Data Segregation and Security in ecoPortal's Multi-Tenant SaaS Platform

Version

1.0

Owner

CTO

Last Updated on

Oct 8, 2024

Last Updated by

@Bruno Belizario

Approved by

@Raphael Santos

Last Review

Oct 8, 2024

ecoPortal is designed with a multi-tenant architecture, where the same application instance serves multiple customers (tenants). This document provides an overview of how we segregate tenant data and enforce data security using MongoDB Atlas and AWS OpenSearch. Our architecture ensures that customer data is isolated, secure, and scalable.

1. Data Ownership and Segregation in MongoDB Atlas

Per-Organization Ownership

  • In our MongoDB Atlas database, each document (or "row") includes a specific field that identifies the organisation (tenant) that owns the data.

  • This organisation identifier is enforced at the application level for all queries to ensure that only authorised users from a specific tenant can access their data.

  • The system architecture enforces multi-tenancy by associating all data operations (read/write) with this organisation identifier, effectively isolating data by the tenant.

Security Implications

  • By associating each document with an organisation ID, we can control access at the database query level, preventing unauthorised access to data from other tenants.

  • Data segregation at the document level ensures that even though tenants share the same database instance, their data remains logically separated.

2. Data Isolation in AWS OpenSearch

Alias-Based Access

  • AWS OpenSearch is used to enable full-text search capabilities. To ensure tenant data is isolated in search queries, we use an alias-based approach.
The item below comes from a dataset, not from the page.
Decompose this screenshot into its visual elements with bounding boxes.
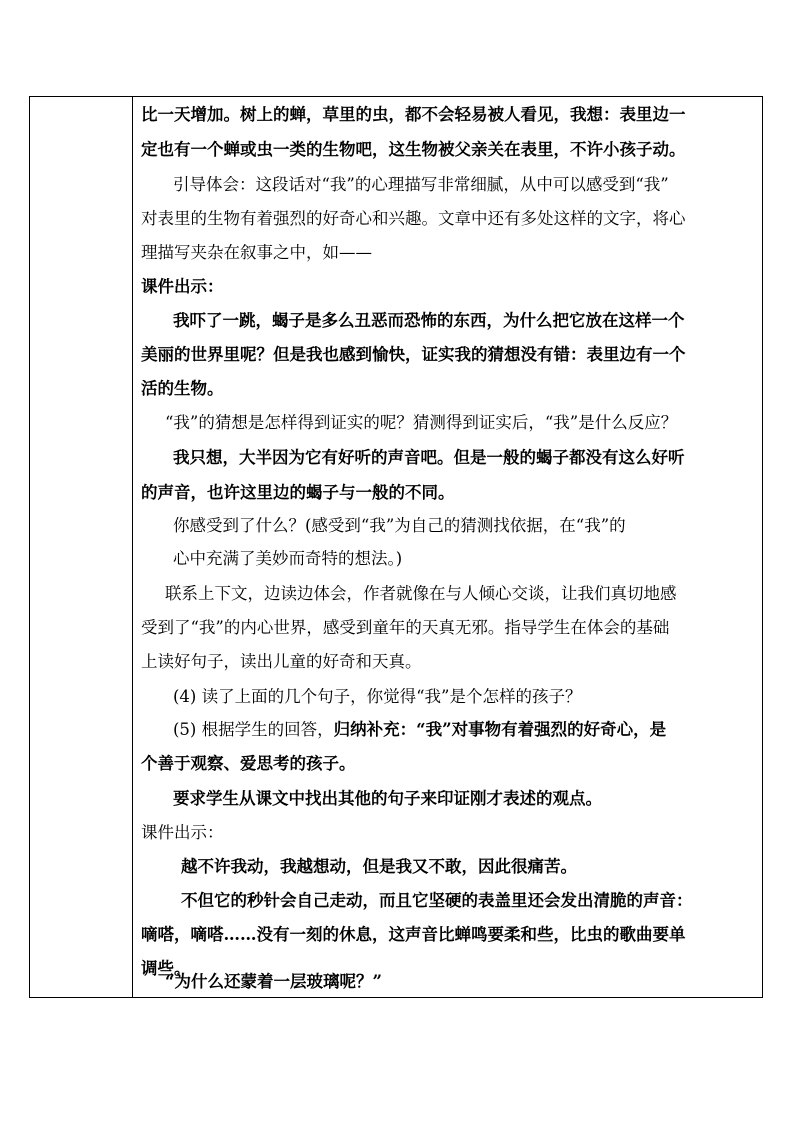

Each organisation has its own search alias, which serves as a virtual pointer to its data.

  • Search queries made by a tenant will only return results from the tenant's own alias, preventing cross-tenant data access.

Noise Neighbor Prevention: Index Segregation

  • To further enhance data isolation and performance, we can decide to move tenant data to its own dedicated index. This technique helps minimise the impact of "noisy neighbours" (where one tenant's large-scale operations could affect others).

  • With separate indices, resource allocation and performance tuning can be tenant-specific, ensuring high availability and optimal response times for larger tenants without affecting others.

3. Automated Multi-Tenant Filtering Tests

Automated Testing for Security and Compliance

  • To ensure that multi-tenant filtering and segregation mechanisms work as intended, we have implemented automated tests that continuously verify that all operations respect tenant boundaries.

  • These tests are triggered during the development and deployment pipeline to verify that:

    1. Query filtering by organisation is enforced across all database and search operations.

    2. Data from one organisation cannot be accessed by another, ensuring complete data isolation at all stack layers.

Key Test Scenarios

  • Data Access Control: Automated tests validate that users can only access data associated with their organisation.

  • Cross-Tenant Search Prevention: Queries executed via OpenSearch are verified to return only data from the organisation's alias.

  • Index Isolation Testing: Where data has been moved to dedicated indices, tests ensure that the segregation is complete and access is limited to the appropriate tenant.